What was the first ever music you heard in your life?
Here's mine:


----------



## TyraWadman (Jul 16, 2022)

Hard to say. I remember all kinds of music but I wouldn't know if it was a kids song that came first, or something that my parents listened to. 

Mom listened to a wide variety of songs (that were available at the time) like R&B, hiphop, Shakira, Ricky Martin, etc.  And dad listened to 80s/90s dance music (Aqua, and those miscellaneous bops)


----------



## a sleepy kitty (Jul 17, 2022)

The earliest music I remember is music from musicals. My mom is a thespian and loves musicals. I also listened to a lot of rock music with my older brother.

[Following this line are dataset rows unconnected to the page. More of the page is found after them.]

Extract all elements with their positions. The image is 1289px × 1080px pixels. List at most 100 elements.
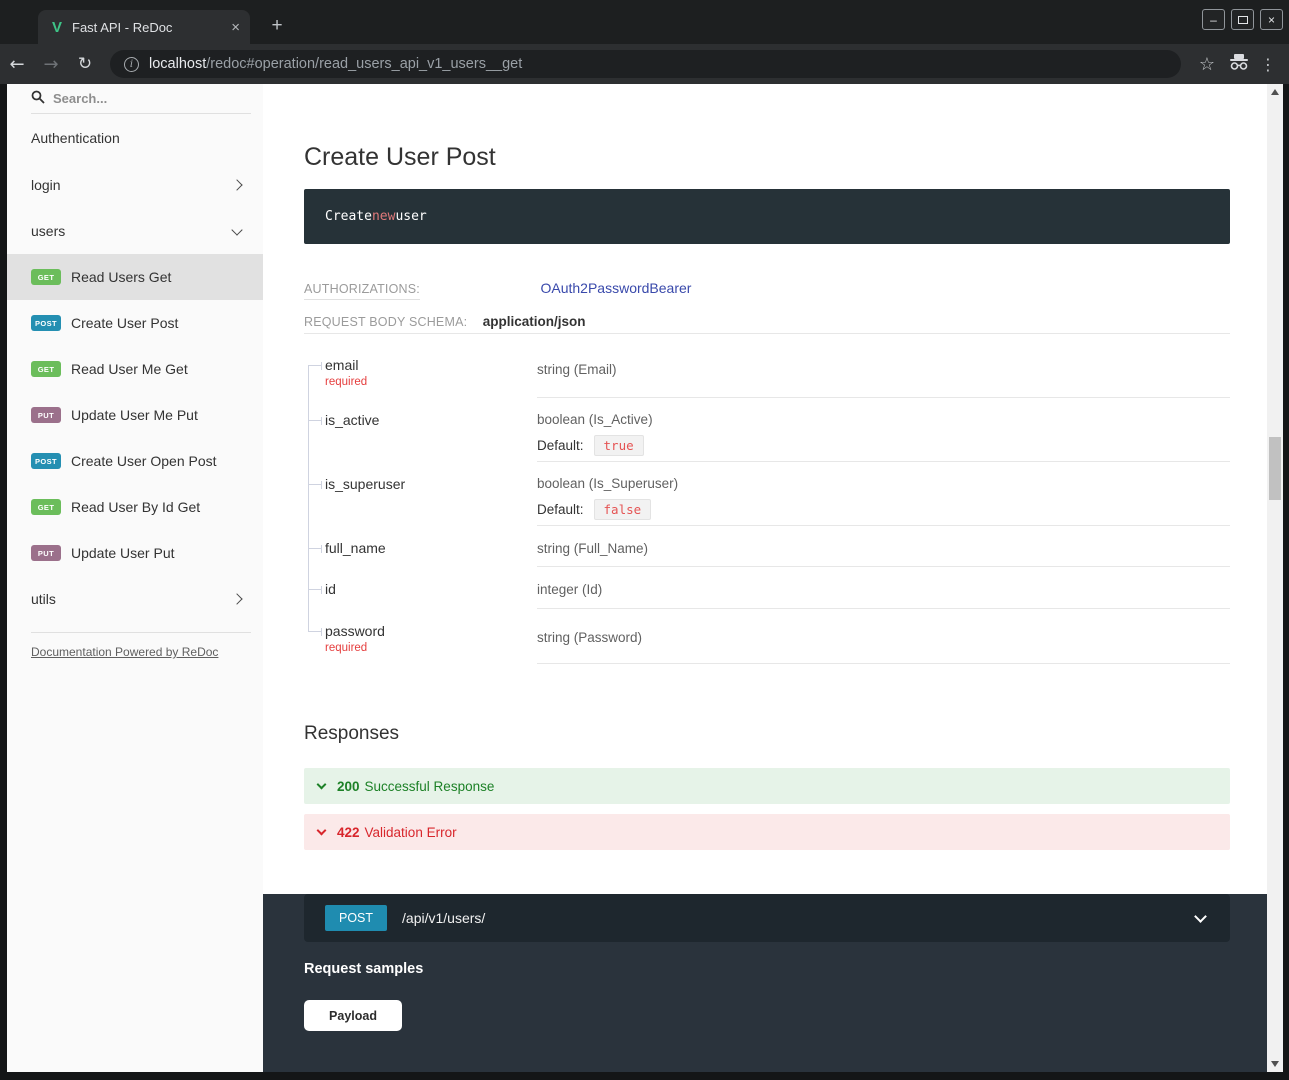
response-text: Validation Error	[364, 824, 457, 840]
authorizations-label: AUTHORIZATIONS:	[304, 282, 420, 300]
incognito-icon	[1225, 53, 1253, 76]
sidebar-op-read-user-by-id-get[interactable]: GET Read User By Id Get	[7, 484, 263, 530]
sidebar-op-create-user-post[interactable]: POST Create User Post	[7, 300, 263, 346]
response-422-panel[interactable]: 422 Validation Error	[304, 814, 1230, 850]
field-name[interactable]: email	[325, 357, 359, 373]
default-value-chip: true	[593, 435, 644, 456]
op-label: Create User Post	[71, 315, 179, 331]
server-url-dropdown[interactable]: POST /api/v1/users/	[304, 894, 1230, 942]
chevron-down-icon	[1194, 909, 1207, 923]
forward-button[interactable]: →	[43, 53, 59, 75]
chevron-right-icon	[231, 179, 243, 191]
chevron-right-icon	[231, 593, 243, 605]
default-value-chip: false	[593, 499, 652, 520]
page-title: Create User Post	[304, 143, 496, 171]
sidebar-op-update-user-me-put[interactable]: PUT Update User Me Put	[7, 392, 263, 438]
endpoint-path: /api/v1/users/	[402, 910, 486, 926]
tree-connector	[308, 545, 322, 553]
response-200-panel[interactable]: 200 Successful Response	[304, 768, 1230, 804]
response-code: 422	[337, 824, 360, 840]
http-method-badge: POST	[31, 453, 61, 469]
sidebar: Authentication login users GET Read User…	[7, 84, 263, 1072]
back-button[interactable]: ←	[9, 53, 25, 75]
request-samples-panel: POST /api/v1/users/ Request samples Payl…	[263, 894, 1267, 1072]
op-label: Read Users Get	[71, 269, 172, 285]
request-body-schema-label: REQUEST BODY SCHEMA:	[304, 315, 468, 329]
authorizations-row: AUTHORIZATIONS: OAuth2PasswordBearer	[304, 280, 1230, 300]
sidebar-item-utils[interactable]: utils	[7, 576, 263, 622]
op-label: Read User Me Get	[71, 361, 188, 377]
op-label: Create User Open Post	[71, 453, 217, 469]
required-flag: required	[325, 642, 368, 654]
op-label: Update User Me Put	[71, 407, 198, 423]
tab-close-icon[interactable]: ×	[231, 18, 240, 36]
payload-tab[interactable]: Payload	[304, 1000, 402, 1031]
bookmark-star-icon[interactable]: ☆	[1198, 53, 1216, 75]
close-button[interactable]: ×	[1260, 9, 1283, 30]
field-row-email: email required string (Email)	[304, 334, 1230, 398]
sidebar-op-update-user-put[interactable]: PUT Update User Put	[7, 530, 263, 576]
sidebar-op-read-users-get[interactable]: GET Read Users Get	[7, 254, 263, 300]
http-method-badge: POST	[31, 315, 61, 331]
oauth2-link[interactable]: OAuth2PasswordBearer	[540, 280, 692, 296]
sidebar-item-label: login	[31, 177, 61, 193]
new-tab-button[interactable]: +	[271, 15, 283, 36]
request-body-schema-row: REQUEST BODY SCHEMA: application/json	[304, 314, 1230, 331]
field-name[interactable]: id	[325, 581, 336, 597]
search-input[interactable]	[53, 91, 213, 106]
code-text: user	[395, 209, 427, 224]
sidebar-item-authentication[interactable]: Authentication	[7, 114, 263, 162]
field-row-is-active: is_active boolean (Is_Active) Default: tr…	[304, 398, 1230, 462]
browser-tab[interactable]: V Fast API - ReDoc ×	[38, 10, 250, 44]
redoc-attribution-link[interactable]: Documentation Powered by ReDoc	[31, 645, 219, 659]
search-divider	[31, 113, 251, 114]
field-name[interactable]: full_name	[325, 540, 386, 556]
http-method-badge: PUT	[31, 407, 61, 423]
field-type: boolean (Is_Active)	[537, 412, 653, 427]
sidebar-item-login[interactable]: login	[7, 162, 263, 208]
favicon-icon: V	[52, 18, 63, 36]
field-type: string (Full_Name)	[537, 541, 649, 556]
reload-button[interactable]: ↻	[77, 54, 93, 74]
maximize-button[interactable]	[1231, 9, 1254, 30]
chevron-down-icon	[316, 779, 327, 789]
field-type: string (Password)	[537, 630, 643, 645]
page-body: Authentication login users GET Read User…	[7, 84, 1283, 1072]
page-scrollbar[interactable]	[1267, 84, 1283, 1072]
required-flag: required	[325, 376, 368, 388]
search-box[interactable]	[7, 84, 263, 114]
browser-menu-icon[interactable]: ⋮	[1260, 54, 1276, 74]
field-name[interactable]: is_superuser	[325, 476, 406, 492]
search-icon	[31, 90, 45, 107]
default-label: Default:	[537, 502, 584, 517]
response-code: 200	[337, 778, 360, 794]
request-samples-heading: Request samples	[304, 961, 424, 977]
tree-connector	[308, 586, 322, 594]
http-method-badge: GET	[31, 361, 61, 377]
scrollbar-down-arrow[interactable]	[1271, 1061, 1279, 1067]
content-type-value: application/json	[482, 314, 586, 329]
field-type: string (Email)	[537, 362, 617, 377]
sidebar-item-users[interactable]: users	[7, 208, 263, 254]
field-row-id: id integer (Id)	[304, 567, 1230, 609]
field-name[interactable]: password	[325, 623, 385, 639]
chevron-down-icon	[316, 825, 327, 835]
tab-strip: V Fast API - ReDoc × + – ×	[0, 0, 1289, 44]
sidebar-item-label: users	[31, 223, 66, 239]
minimize-button[interactable]: –	[1202, 9, 1225, 30]
sidebar-op-read-user-me-get[interactable]: GET Read User Me Get	[7, 346, 263, 392]
op-label: Read User By Id Get	[71, 499, 201, 515]
url-host: localhost	[149, 56, 207, 72]
scrollbar-up-arrow[interactable]	[1271, 89, 1279, 95]
tree-connector	[308, 481, 322, 489]
scrollbar-thumb[interactable]	[1269, 437, 1281, 500]
chevron-down-icon	[231, 224, 243, 236]
address-bar[interactable]: i localhost/redoc#operation/read_users_a…	[110, 50, 1181, 78]
field-name[interactable]: is_active	[325, 412, 380, 428]
op-label: Update User Put	[71, 545, 175, 561]
sidebar-op-create-user-open-post[interactable]: POST Create User Open Post	[7, 438, 263, 484]
site-info-icon[interactable]: i	[124, 56, 139, 72]
http-method-badge: GET	[31, 269, 61, 285]
code-keyword: new	[371, 209, 396, 224]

Mom also played 80s music in the car.


----------



## Kit H. Ruppell (Jul 17, 2022)

The earliest I remember was one of Mozart's horn concertos that my grandparents had playing.


----------



## Foxridley (Jul 17, 2022)

The first music I can remember listening to is probably either _Live at the Acropolis_ by Yanni or the _Kids Songs_ album by Nancy Cassidy.


----------



## Xitheon (Jul 18, 2022)

This band called "The Roches." My dad used to play them on cassette when we went driving.






Apparently I heard this song (by Uncle Bonsai) when I was a little kid and I asked my dad "Is this a real song?"

"Is this a real song" has become a family in-joke.


----------



## MaelstromEyre (Jul 22, 2022)

I grew up listening to a lot of classical music.  My mom played piano, just for her own enjoyment, and she would play Beethoven's "Fur Elise."  We also had a symphony orchestra here in the city that did "Lollipop Concerts," aimed at children, where they played music that might be familiar to us from cartoons (like the old Warner Brothers/Bugs Bunny toons) as a way of introducing kids to classical music.


----------